Literature DB >> 28289273

Metastatic Colonic Adenocarcinoma to the Extrahepatic Common Bile Duct: The Critical Role of the Pathologist and Immunohistochemistry in Guiding Patient Care Decisions.

Kurt J Knowles1, Shoujun Chen1, Gillermo A Herrera1.   

Abstract

BACKGROUND Adenocarcinoma of the colon frequently invades adjacent organs, spreads intraperitoneal, and metastasizes to intestinal lymph nodes, lungs, and the liver. Metastasis solely to the extrahepatic bile duct is extremely rare and has only been previously reported on 15 occasions. The accurate determination that an extrahepatic common bile duct lesion is of colonic origin has critical therapeutic implications. CASE REPORT The patient was a 50-year-old male with a history of colon cancer S/P surgical resection in September 2014. At that time, the tumor extended to the serosal margin, and was staged as pT4a N0 MX stage II. In April of 2016, the patientwas admitted to our facility and an ERCP was performed. A biopsy was performed during the ERCP followed by sphincterotomy and metal stent placement. The surgical pathology revealed an adenocarcinoma with surrounding benign glandular structures. The surrounding benign glands served as an appropriate control when compared to the malignant glands.
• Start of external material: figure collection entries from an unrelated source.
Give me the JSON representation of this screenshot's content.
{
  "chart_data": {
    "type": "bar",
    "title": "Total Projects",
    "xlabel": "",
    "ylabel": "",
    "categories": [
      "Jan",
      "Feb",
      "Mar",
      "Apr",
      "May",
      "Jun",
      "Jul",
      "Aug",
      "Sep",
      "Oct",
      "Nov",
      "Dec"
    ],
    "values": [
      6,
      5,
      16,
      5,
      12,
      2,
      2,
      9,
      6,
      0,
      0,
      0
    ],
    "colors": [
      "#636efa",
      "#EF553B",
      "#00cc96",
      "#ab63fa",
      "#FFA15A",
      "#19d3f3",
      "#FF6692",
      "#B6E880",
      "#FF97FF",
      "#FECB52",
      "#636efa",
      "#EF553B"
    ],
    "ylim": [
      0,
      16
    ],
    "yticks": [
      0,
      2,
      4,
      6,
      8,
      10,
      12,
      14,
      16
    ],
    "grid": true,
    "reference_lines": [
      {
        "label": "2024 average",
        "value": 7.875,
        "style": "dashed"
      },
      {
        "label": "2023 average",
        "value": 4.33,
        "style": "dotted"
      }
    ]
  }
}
The benign glands were positive for CK-7 and the malignant glands were negative for CK-7. The malignant glands were also positive for CK-20 and CDX-2, and the benign glands were negative for CK-20 and CDX-2. This profile was consistent with an adenocarcinoma metastasis from colon primary tumor. CONCLUSIONS This case superbly illustrates the critical role of the pathologist, and their knowledge and understanding of immunohistochemistry, in arriving at the correct diagnosis and in assisting surgeons and oncologists in guiding the care, management, and appropriate therapeutic decisions regarding patients. In patients with a history of colorectal carcinoma (CRC), immunohistochemistry is required to arrive at the correct diagnosis as treatment options can be very different based on diagnosis.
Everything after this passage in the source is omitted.